Endpoint Type: `completions` vs `chat`

Both endpoint types are supported. The choice affects prompt format and alignment with reference frameworks:

Endpoint	Prompt format	Best for
`completions`	Single flat text to `/v1/completions`	Traditional MMLU evaluation
`chat`	Multi-turn user/assistant messages to `/v1/chat/completions`	Aligning with lighteval

When --endpoint-type chat is used, MMLU few-shot examples are structured as separate user/assistant message turns (matching lighteval’s PromptManager._prepare_chat_template()). The completions endpoint sends the entire prompt as a single text block.

Temperature: Must be explicitly set to 0 via --extra-inputs '{"temperature": 0}' for deterministic (greedy) decoding. Most LLM servers default to temperature=1.0 when not specified, which introduces random sampling and causes run-to-run variance. lighteval defaults to temperature=0 internally.

Stop sequence: Use --extra-inputs '{"stop": ["\n"]}' to match lighteval’s MMLU behavior (stop at first newline). Can be combined with temperature: --extra-inputs '{"temperature": 0, "stop": ["\n"]}'.

Concurrency: Higher concurrency is faster. --concurrency 10 or above is recommended. Minor run-to-run variance (~0.2% macro) is expected due to GPU floating-point non-determinism; this is independent of concurrency level.

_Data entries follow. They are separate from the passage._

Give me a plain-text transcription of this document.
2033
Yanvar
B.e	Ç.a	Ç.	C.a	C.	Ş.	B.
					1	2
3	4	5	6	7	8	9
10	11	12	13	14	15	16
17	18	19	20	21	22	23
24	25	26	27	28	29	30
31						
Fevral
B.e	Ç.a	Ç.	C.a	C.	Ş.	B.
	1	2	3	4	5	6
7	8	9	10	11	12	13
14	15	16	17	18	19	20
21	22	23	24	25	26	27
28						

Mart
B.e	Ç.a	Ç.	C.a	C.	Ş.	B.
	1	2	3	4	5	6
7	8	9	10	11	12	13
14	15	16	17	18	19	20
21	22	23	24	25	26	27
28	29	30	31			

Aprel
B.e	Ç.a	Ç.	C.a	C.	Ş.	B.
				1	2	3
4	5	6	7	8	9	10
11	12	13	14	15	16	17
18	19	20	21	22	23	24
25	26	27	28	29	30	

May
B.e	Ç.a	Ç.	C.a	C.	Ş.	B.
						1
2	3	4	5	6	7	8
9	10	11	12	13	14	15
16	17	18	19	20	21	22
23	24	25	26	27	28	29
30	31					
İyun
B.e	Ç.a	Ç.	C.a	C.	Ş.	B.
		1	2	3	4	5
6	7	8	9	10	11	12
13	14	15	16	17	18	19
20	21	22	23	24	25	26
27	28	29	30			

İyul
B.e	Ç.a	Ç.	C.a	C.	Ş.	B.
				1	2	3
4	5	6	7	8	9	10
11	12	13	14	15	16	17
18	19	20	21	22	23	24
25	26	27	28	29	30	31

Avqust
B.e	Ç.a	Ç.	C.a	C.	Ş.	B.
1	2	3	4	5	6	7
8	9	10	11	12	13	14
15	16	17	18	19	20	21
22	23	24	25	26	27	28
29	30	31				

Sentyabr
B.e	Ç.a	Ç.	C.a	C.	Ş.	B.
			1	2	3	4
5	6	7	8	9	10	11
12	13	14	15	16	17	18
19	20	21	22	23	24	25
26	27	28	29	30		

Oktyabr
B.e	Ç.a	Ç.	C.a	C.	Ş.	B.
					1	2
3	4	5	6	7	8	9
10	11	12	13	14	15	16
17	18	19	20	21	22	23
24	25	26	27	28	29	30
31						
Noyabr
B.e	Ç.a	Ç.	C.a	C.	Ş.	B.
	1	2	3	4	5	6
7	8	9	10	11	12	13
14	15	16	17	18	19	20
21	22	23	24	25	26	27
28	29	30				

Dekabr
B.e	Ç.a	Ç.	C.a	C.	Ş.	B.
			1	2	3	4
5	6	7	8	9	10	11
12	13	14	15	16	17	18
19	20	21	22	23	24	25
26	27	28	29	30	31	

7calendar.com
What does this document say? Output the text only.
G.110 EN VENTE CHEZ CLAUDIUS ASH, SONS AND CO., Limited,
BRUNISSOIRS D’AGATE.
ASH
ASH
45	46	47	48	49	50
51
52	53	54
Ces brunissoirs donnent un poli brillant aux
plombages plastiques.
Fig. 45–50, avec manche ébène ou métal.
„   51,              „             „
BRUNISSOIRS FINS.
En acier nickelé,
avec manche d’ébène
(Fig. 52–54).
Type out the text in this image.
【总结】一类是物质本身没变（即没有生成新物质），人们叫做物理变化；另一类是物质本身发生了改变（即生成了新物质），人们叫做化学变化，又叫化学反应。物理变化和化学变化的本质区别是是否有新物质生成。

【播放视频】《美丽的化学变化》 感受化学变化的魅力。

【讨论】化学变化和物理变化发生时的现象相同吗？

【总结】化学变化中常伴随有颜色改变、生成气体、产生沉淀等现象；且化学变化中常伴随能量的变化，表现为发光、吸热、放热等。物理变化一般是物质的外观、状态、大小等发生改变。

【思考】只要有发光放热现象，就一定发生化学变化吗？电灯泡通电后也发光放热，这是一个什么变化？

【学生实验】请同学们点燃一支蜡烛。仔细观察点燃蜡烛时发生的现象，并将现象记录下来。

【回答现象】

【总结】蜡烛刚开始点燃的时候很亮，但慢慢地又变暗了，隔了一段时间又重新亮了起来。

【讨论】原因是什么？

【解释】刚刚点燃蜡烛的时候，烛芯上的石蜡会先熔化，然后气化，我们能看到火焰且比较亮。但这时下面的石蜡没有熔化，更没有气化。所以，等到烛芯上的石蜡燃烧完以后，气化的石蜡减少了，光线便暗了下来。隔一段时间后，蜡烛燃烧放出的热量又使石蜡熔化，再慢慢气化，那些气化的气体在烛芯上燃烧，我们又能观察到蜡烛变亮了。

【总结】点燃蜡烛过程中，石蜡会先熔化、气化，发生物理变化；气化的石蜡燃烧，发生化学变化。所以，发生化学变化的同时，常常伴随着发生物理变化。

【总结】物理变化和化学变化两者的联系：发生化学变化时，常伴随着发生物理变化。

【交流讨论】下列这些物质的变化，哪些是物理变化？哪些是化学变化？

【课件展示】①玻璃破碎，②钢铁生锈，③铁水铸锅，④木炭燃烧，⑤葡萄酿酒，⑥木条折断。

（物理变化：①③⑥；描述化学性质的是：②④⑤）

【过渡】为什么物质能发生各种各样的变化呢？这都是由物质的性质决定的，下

num-requests: Set to at least the total number of benchmark problems (MMLU: 14,042 across 57 subjects).

Examples

$ # Single subject, quick test
$ aiperf profile my-model --url http://localhost:8000 \
>   --endpoint-type chat \
>   --accuracy-benchmark mmlu \
>   --accuracy-n-shots 5 \
>   --accuracy-tasks abstract_algebra \
>   --num-requests 100 \
>   --concurrency 10 \
>   --extra-inputs '{"temperature": 0, "stop": ["\n"]}'
$ 
$ # Full MMLU (57 subjects, 14042 problems)
$ aiperf profile my-model --url http://localhost:8000 \
>   --endpoint-type chat \
>   --accuracy-benchmark mmlu \
>   --accuracy-n-shots 5 \
>   --num-requests 15000 \
>   --concurrency 50 \
>   --extra-inputs '{"temperature": 0, "stop": ["\n"]}'
$ 
$ # Completions endpoint (traditional flat-text format)
$ aiperf profile my-model --url http://localhost:8000 \
>   --endpoint-type completions \
>   --accuracy-benchmark mmlu \
>   --accuracy-n-shots 5 \
>   --num-requests 15000 \
>   --concurrency 50 \
>   --extra-inputs '{"temperature": 0, "stop": ["\n"]}'

Output

Accuracy results are displayed in the console and exported to CSV:

                  Accuracy Benchmark Results
┏━━━━━━━━━━━━━━━━━━━━━━━━━┳━━━━━━━━━┳━━━━━━━┳━━━━━━━━━━┓
┃ Task                    ┃ Correct ┃ Total ┃ Accuracy ┃
┡━━━━━━━━━━━━━━━━━━━━━━━━━╇━━━━━━━━━╇━━━━━━━╇━━━━━━━━━━┩
│ abstract_algebra        │      35 │   100 │   35.00% │
│ ...                     │     ... │   ... │      ... │
│ OVERALL                 │    8368 │ 14042 │   59.59% │
└─────────────────────────┴─────────┴───────┴──────────┘

CSV file: <artifact_dir>/accuracy_results.csv

Architecture

AccuracyDatasetLoader          → Conversation/Turn objects (dataset pipeline)
AccuracyRecordProcessor        → grades each response (record pipeline)
AccuracyResultsProcessor       → aggregates per-task accuracy (results pipeline)
AccuracyConsoleExporter         → Rich table output
AccuracyDataExporter            → CSV export

All components self-disable when --accuracy-benchmark is not set.